Ionic and osmotic components of salt stress specifically modulate net ion fluxes from bean leaf mesophyll
Shabala, SN, Ionic and osmotic components of salt stress specifically modulate net ion fluxes from bean leaf mesophyll, Plant, Cell and Environment, 23, (8) pp. 825-837. ISSN 0140-7791 (2000) [Refereed Article]
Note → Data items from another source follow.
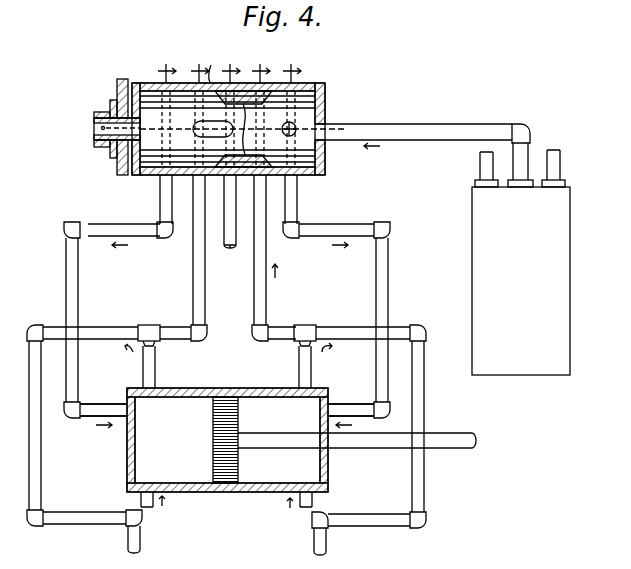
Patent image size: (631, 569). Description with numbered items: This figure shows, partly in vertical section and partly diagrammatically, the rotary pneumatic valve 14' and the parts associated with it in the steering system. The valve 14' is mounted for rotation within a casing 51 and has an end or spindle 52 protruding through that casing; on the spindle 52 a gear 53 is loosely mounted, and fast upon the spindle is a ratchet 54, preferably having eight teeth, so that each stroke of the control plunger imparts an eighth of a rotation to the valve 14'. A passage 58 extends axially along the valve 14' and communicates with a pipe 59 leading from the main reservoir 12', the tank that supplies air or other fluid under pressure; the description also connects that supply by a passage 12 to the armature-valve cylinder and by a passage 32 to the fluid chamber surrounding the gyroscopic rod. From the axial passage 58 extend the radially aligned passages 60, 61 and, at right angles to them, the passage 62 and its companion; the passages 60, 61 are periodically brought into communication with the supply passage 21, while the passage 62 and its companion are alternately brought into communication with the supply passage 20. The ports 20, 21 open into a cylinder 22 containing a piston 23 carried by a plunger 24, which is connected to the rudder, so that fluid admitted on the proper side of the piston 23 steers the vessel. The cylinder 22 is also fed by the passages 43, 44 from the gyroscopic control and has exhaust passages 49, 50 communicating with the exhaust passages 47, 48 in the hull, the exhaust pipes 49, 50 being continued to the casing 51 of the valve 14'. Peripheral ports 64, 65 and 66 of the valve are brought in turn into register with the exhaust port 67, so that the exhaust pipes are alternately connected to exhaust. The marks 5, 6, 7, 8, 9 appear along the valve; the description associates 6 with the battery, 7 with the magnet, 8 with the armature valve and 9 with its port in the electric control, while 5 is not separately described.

The valve port 5 is at (152, 200).
The battery 6 is at (193, 200).
The magnet 7 is at (224, 200).
The armature 8 is at (254, 200).
The port 9 is at (285, 200).
The passage 12 is at (472, 169).
The main reservoir 12' is at (503, 277).
The rotary pneumatic valve 14' is at (238, 115).
The supply passage 20 is at (350, 404).
The supply passage 21 is at (106, 404).
The cylinder 22 is at (192, 492).
The piston 23 is at (238, 490).
The plunger 24 is at (381, 448).
The passage 32 is at (560, 165).
The passage 43 is at (312, 500).
The passage 44 is at (141, 500).
The exhaust passage 47 is at (326, 546).
The exhaust passage 48 is at (127, 541).
The exhaust pipe 49 is at (193, 300).
The exhaust pipe 50 is at (266, 300).
The casing 51 is at (210, 83).
The spindle 52 is at (93, 128).
The gear 53 is at (123, 79).
The ratchet 54 is at (108, 108).
The axial passage 58 is at (338, 126).
The pipe 59 is at (442, 124).
The radial passage 60 is at (153, 90).
The radial passage 61 is at (140, 175).
The radial passage 62 is at (290, 122).
The peripheral port 64 is at (250, 91).
The peripheral port 65 is at (210, 123).
The peripheral port 66 is at (250, 124).
The exhaust port 67 is at (231, 245).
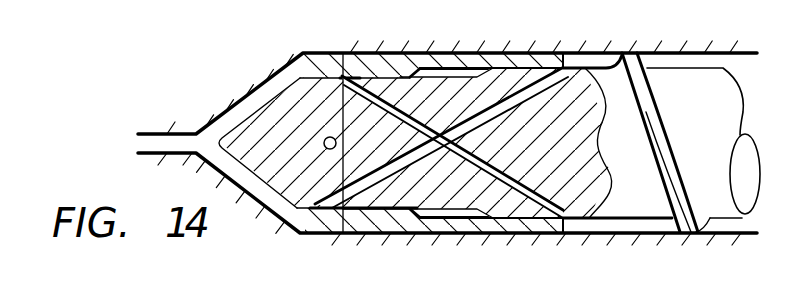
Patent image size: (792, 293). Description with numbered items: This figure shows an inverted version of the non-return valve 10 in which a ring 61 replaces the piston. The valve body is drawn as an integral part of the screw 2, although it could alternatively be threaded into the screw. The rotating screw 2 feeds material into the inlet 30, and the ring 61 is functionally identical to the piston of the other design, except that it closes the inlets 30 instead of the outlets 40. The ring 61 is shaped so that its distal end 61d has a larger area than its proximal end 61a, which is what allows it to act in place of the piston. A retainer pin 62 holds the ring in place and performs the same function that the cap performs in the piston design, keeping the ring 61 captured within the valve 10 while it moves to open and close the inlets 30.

The non-return valve 10 is at (233, 110).
The retainer pin 62 is at (324, 137).
The inlet 30 is at (554, 67).
The distal end of ring 61d is at (336, 60).
The ring 61 is at (372, 60).
The proximal end of ring 61a is at (597, 52).
The screw 2 is at (713, 158).
The outlet 40 is at (330, 209).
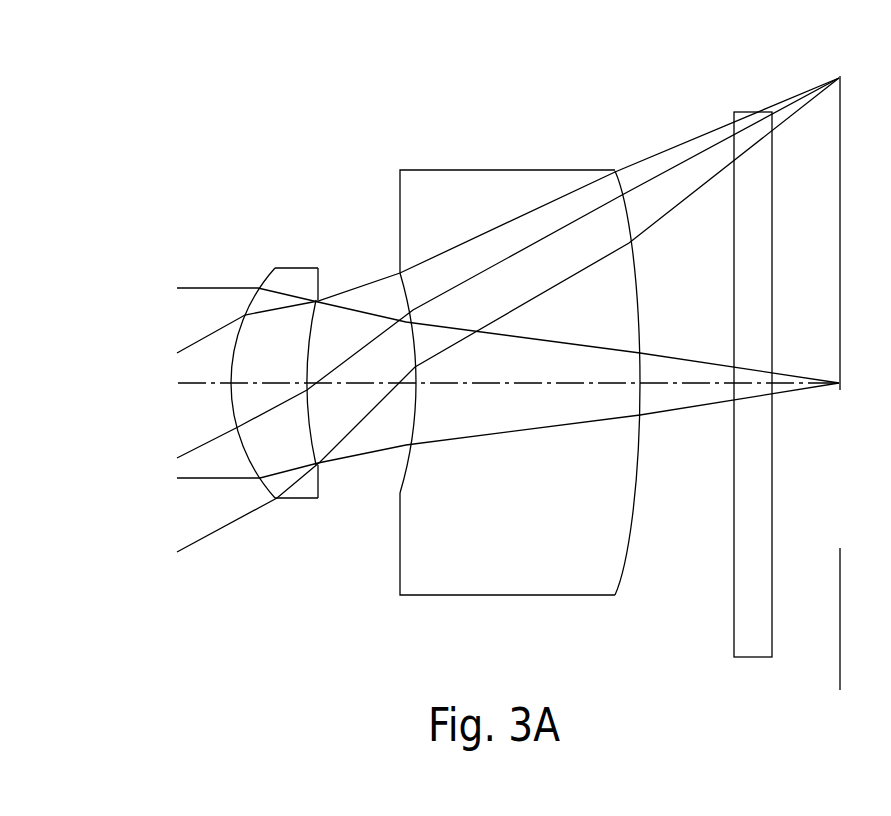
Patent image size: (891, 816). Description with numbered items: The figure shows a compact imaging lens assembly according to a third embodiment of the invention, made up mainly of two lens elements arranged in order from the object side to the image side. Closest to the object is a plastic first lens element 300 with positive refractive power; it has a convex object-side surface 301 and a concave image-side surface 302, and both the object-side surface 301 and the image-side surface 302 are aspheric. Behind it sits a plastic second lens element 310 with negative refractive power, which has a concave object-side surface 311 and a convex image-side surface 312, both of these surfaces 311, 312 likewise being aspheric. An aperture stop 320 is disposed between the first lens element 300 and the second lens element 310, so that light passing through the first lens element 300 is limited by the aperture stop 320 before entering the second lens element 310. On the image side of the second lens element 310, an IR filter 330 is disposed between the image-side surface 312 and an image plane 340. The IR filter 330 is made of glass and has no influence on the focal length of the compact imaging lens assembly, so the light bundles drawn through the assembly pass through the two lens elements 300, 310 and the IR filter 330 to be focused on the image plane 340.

Ionic mechanisms of salt stress perception were investigated by non-invasive measurements of net H+, K+, Ca2+, Na+, and Cl- fluxes from leaf mesophyll of broad bean (Vicia faba L.) plants using vibrating ion-selective microelectrodes (the MIFE technique). Treatment with 90 mM NaCl led to a significant increase in the net K+ efflux and enhanced activity of the plasma membrane H+-pump. Both these events were effectively prevented by high (10 mM) Ca2+ concentrations in the bath. At the same time, no significant difference in the net Na+ flux has been found between low- and high-calcium treatments. It is likely that plasma membrane K+ and H+ transporters, but not the VIC channels, play the key role in the amelioration of negative salt effects by Ca2+ in the bean mesophyll. Experiments with isotonic mannitol application showed that cell ionic responses to hyperosmotic treatment are highly stress-specific. The most striking difference in response was shown by K+ fluxes, which varied from an increased net K+ efflux (NaCl treatment) to a net K+ influx (mannitol treatment). It is concluded that different ionic mechanisms are involved in the perception of the 'ionic' and 'osmotic' components of salt stress.